To our best acknowledgement, this is the first paper investigating the role of integrin and how it regulates macrophage M2 polarization in kidneys of hyperuricemia-related CKD. Hyperuricemia-related, especially hyperuricemia-induced CKD is relatively less studied, due to long time and difficulty when modeling. We firstly fed mice with potassium oxonate only at high dose (4.8g/kg) for up to 14 weeks with the purpose of establishing uric acid-induced CKD, but only found moderately increased serum uric acid (1.5-2 times of baseline) and almost unchanged kidney tissue histology. Urate oxidase-knockout mouse is an optimal option, but low survival greatly limited experiment feasibility and reproducibility(Lu et al., 2018; Zhao et al., 2022). Not only signal pathway ITGAM regulates, how ITGAM mediates cell-cell or ECM-cell cross-talk is also potential mechanism of great meaning to be further explored.

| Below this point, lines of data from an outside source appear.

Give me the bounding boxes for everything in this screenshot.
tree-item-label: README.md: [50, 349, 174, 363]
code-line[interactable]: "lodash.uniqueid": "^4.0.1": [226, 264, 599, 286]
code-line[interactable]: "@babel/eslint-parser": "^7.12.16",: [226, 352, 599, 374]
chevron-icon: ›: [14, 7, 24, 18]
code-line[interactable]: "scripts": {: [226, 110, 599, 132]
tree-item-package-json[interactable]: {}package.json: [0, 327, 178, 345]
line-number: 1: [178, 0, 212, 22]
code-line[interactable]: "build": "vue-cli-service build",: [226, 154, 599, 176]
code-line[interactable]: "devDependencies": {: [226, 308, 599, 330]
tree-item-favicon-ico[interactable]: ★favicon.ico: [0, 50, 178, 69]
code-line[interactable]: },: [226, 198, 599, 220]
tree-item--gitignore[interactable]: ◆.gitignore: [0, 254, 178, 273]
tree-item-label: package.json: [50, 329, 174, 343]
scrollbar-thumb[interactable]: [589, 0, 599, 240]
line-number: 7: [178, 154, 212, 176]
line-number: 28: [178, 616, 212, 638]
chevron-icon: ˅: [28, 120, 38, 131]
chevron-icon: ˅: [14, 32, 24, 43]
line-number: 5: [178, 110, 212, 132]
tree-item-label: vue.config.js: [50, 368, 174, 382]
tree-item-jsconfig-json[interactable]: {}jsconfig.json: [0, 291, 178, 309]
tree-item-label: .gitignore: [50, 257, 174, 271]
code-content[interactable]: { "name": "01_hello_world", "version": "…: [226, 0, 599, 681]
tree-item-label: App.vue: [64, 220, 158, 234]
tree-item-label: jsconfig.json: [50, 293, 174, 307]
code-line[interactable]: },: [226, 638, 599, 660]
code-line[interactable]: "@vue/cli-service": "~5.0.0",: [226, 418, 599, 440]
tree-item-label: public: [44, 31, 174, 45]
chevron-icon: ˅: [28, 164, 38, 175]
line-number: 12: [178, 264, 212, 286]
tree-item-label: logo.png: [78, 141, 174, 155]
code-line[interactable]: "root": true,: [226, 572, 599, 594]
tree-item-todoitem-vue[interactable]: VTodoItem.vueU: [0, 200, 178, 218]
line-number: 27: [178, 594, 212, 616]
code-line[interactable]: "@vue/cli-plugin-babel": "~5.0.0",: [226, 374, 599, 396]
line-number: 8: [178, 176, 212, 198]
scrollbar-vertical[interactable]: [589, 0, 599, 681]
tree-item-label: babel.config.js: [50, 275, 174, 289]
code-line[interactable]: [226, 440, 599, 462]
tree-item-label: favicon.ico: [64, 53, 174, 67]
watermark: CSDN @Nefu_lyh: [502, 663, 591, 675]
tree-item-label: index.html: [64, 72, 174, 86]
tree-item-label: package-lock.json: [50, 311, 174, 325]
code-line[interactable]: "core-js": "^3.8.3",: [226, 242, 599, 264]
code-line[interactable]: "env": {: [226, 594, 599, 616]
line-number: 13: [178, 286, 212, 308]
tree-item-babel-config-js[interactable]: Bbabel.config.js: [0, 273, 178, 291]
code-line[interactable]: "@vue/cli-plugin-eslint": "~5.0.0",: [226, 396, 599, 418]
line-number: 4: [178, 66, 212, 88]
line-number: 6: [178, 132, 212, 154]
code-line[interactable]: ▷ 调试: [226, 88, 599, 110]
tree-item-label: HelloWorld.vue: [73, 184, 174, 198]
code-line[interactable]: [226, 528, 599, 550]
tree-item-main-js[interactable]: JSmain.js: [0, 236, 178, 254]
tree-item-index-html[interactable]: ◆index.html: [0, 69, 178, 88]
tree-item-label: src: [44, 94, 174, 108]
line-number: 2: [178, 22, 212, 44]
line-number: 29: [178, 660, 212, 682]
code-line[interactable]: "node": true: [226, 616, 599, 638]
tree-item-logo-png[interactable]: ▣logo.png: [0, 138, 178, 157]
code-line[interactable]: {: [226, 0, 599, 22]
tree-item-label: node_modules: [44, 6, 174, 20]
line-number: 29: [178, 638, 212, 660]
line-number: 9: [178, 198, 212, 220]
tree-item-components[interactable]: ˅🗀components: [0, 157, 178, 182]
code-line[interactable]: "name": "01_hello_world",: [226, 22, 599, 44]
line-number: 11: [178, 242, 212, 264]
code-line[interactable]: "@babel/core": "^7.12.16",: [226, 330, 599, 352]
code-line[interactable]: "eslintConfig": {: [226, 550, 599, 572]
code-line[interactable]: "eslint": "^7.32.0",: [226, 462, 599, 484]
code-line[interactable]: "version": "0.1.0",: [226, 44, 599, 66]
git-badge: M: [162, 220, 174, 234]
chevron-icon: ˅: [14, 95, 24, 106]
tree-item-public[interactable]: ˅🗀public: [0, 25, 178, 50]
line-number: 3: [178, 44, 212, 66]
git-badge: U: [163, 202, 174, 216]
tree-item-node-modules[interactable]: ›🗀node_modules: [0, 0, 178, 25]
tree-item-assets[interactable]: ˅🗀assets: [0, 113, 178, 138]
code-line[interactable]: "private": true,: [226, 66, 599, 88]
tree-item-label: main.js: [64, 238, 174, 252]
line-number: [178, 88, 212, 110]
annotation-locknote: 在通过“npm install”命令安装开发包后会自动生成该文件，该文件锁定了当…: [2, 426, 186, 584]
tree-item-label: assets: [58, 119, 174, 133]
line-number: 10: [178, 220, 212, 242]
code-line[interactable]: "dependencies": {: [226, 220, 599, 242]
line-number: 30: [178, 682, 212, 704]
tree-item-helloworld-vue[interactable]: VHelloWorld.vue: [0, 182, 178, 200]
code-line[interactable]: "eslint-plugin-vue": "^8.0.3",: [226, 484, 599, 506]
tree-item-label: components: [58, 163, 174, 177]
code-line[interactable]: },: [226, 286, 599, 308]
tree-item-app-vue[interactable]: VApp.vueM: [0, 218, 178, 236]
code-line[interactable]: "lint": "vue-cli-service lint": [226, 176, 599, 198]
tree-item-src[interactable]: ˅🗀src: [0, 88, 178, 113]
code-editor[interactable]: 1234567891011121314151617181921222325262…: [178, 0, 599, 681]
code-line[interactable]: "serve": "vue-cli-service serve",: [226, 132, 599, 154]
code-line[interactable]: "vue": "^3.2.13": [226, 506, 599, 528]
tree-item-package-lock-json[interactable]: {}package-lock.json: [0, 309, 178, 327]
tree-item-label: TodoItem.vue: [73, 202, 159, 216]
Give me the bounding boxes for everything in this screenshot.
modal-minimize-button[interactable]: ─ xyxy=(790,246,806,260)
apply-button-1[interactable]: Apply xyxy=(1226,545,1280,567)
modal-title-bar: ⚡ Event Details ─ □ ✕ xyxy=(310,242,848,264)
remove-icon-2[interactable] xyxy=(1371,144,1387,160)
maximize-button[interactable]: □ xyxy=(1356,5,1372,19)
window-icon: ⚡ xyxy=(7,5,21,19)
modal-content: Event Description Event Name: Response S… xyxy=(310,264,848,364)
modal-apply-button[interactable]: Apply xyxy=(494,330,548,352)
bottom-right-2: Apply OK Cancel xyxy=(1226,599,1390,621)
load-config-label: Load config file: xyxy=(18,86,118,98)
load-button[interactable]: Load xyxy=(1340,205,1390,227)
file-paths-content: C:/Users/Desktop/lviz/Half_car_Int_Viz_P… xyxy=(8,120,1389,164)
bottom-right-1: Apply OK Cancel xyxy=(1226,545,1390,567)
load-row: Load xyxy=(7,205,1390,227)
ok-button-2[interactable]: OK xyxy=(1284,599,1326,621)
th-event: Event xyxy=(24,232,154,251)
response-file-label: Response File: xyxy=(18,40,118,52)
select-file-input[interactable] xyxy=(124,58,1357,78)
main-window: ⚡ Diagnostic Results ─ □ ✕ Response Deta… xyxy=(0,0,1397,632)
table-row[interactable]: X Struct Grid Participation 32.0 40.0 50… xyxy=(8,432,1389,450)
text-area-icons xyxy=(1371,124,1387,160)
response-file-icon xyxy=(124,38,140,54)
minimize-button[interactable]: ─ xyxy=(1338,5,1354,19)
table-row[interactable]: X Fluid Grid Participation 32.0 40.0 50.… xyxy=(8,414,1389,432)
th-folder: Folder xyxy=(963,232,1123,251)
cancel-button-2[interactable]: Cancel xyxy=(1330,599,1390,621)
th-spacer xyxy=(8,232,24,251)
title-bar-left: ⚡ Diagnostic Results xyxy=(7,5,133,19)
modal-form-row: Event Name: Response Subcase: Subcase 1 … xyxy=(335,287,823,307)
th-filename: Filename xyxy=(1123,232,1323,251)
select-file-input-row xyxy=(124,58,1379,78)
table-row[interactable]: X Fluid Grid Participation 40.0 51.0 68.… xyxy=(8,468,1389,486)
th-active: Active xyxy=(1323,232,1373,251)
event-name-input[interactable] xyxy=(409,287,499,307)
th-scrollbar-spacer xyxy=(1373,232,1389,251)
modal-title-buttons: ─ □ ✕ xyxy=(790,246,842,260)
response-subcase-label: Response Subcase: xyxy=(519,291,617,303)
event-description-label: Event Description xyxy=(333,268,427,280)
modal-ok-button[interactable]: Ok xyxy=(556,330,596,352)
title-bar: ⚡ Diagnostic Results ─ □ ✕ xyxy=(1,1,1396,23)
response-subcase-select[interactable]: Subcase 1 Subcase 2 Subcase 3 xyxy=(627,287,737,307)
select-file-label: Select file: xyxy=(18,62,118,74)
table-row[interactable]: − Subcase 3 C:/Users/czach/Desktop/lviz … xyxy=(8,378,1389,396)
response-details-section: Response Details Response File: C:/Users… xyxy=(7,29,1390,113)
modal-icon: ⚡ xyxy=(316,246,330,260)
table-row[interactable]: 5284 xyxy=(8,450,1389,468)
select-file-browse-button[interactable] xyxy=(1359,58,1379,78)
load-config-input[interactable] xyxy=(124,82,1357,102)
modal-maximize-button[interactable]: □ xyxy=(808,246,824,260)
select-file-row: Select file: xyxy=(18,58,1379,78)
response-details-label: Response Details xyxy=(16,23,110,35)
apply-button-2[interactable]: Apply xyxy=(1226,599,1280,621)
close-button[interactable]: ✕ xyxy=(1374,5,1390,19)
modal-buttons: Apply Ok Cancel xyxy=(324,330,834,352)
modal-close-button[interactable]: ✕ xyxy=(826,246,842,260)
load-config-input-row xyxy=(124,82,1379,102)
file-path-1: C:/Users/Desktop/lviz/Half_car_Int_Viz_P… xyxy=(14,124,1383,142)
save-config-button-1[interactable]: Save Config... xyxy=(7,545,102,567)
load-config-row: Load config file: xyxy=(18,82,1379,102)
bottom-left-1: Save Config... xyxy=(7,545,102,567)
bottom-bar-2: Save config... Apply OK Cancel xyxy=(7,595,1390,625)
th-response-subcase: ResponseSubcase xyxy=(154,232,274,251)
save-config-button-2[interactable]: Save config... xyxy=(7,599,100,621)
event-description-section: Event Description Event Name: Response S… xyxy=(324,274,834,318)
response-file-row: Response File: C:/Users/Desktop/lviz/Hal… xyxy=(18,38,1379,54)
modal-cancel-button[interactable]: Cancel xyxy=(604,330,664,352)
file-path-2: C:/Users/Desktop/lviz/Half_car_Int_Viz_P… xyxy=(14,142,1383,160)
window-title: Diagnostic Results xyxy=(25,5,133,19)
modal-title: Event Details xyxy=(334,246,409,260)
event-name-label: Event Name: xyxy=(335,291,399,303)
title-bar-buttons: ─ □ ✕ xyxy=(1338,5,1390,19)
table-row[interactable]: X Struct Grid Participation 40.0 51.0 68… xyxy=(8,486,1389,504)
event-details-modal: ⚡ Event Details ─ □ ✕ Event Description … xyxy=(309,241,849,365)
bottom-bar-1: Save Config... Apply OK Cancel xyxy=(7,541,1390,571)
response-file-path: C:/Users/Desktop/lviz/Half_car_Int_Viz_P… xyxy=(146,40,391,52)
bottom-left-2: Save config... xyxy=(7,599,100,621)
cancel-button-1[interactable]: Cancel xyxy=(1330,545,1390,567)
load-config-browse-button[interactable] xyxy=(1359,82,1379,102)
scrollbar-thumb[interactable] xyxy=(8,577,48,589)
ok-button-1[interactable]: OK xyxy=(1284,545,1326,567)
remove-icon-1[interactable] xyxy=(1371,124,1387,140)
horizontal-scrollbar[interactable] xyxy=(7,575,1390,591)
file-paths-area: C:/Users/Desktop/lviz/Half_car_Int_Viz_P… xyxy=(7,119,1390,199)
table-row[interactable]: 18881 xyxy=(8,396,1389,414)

In summary, macrophage integrin ITGAM might play the vital role in mediating kidney fibrosis in hyperuricemia-related CKD through activating its downstream pathway FAK/Akt1/β-catenin and promoting macrophage M2 polarization. This finding provides new insight into the prevention and treatment of kidney fibrosis induced by uric acid, and acts as potential therapeutic target, although more well-designed studies are needed to verify further mechanisms.